Three out of four stakeholders couldn’t immediately distinguish planned from actual when both lines appeared simultaneously. Replaced with a three-way toggle: Planned, Actual, Both.
06 Before / After

Same question. Different answer.

Before

Open a second tab. Cross-reference GPS coordinates. Call the driver. Wait. Update the customer. Four minutes minimum, multiple times every shift.

After

Open the Map tab. See live vehicle position against the route plan. Click the at-risk pin. Call the customer with an accurate update. Ten seconds.

07 Edge Cases

Every edge case planned.

Edge cases weren’t brainstormed in isolation. Each one was surfaced in the stakeholder walkthroughs, the observation session, or a structured review I ran with the dev team midway through the design phase. The dev team brought three cases we hadn’t considered (slow GPS updates, off-route behaviour, urban clustering) based on known issues from the existing GPS integration.

Edge 01
No GPS / stale location
“Last seen X mins ago” state, not a masked gap. Warning banner after 10 minutes. Prioritised after past incidents caused by acting on outdated data.
Edge 02
Multiple vehicles
Sidebar lists all active runs with progress and status. Switching context is one click, not a back-navigation.
Edge 03
Slow GPS polling
Slow updates trigger stale state automatically. Threshold agreed with dev team based on GPS polling interval.
Edge 04
Off-route behaviour
Deviation shown as fact, not error. The operator decides what it means. Ad-hoc route changes are common and legitimate.
Edge 05
Dense urban areas
Clustered pins merge into count indicator at lower zoom. Known problem in existing GPS UI, designed in from the start.
Edge 06
Empty / loading / error states
All three designed as a set. Loading skeleton, permissions-missing state, no-GPS empty state.
Stale data warning state, GPS signal lost
Stale data warning state, GPS signal lost
08 How We Would Measure Success

Metrics agreed before production.

Because the project involved NDAs and live operational data, I cannot share production metrics.
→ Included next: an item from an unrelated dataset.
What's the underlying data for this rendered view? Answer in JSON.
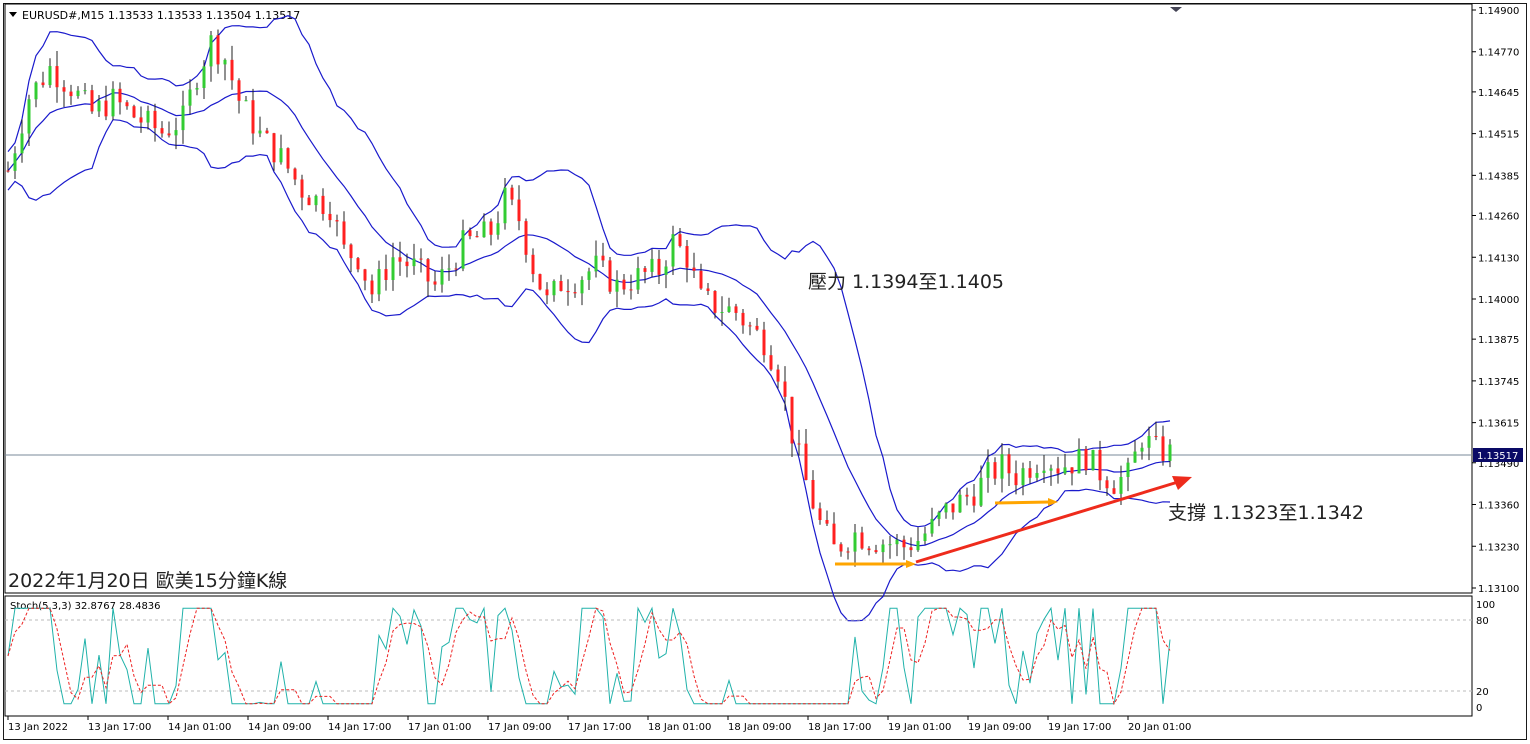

The following success criteria were agreed with the product manager before development began, and a measurement plan was in place for the first four weeks post-launch:

Metric 01

Time to locate

Reduced time to answer, “where is the driver?” in internal testing and user sessions.

Metric 02

Support calls

Fewer escalations related to vehicle whereabouts during live ops windows.

Metric 03

Task success

Higher success rate for exception triage: “identify why stop X is late.”

Metric 04

Adoption

Map tab used during live ops hours by >60% of dispatchers in first month.

09 What I Learned

Context is the product.

01
The gap is always context, not data.
MaxOptra had the data. The real gap between “what the data says” and “what an operator needs to act” is almost always a context problem. The work was building the right frame around information that already existed.
02
The walkthrough format surfaces what tickets don’t.
Asking people to narrate a real exception scenario step by step, rather than describe their workflow in the abstract, consistently produces more actionable insight than open-ended questions. Five pain points surfaced that had never appeared in any backlog or support ticket.
03
Pushing back on the brief was the single highest-impact decision.
The architectural choice to use tabs rather than a modal shaped the sidebar, the multi-vehicle workflow, and the ability to hold map and list in mind simultaneously. The product team agreed quickly once I showed the alternative in low-fidelity.

Specific UI details and client data are anonymised or altered due to NDA. The design process, decisions, and rationale are my own.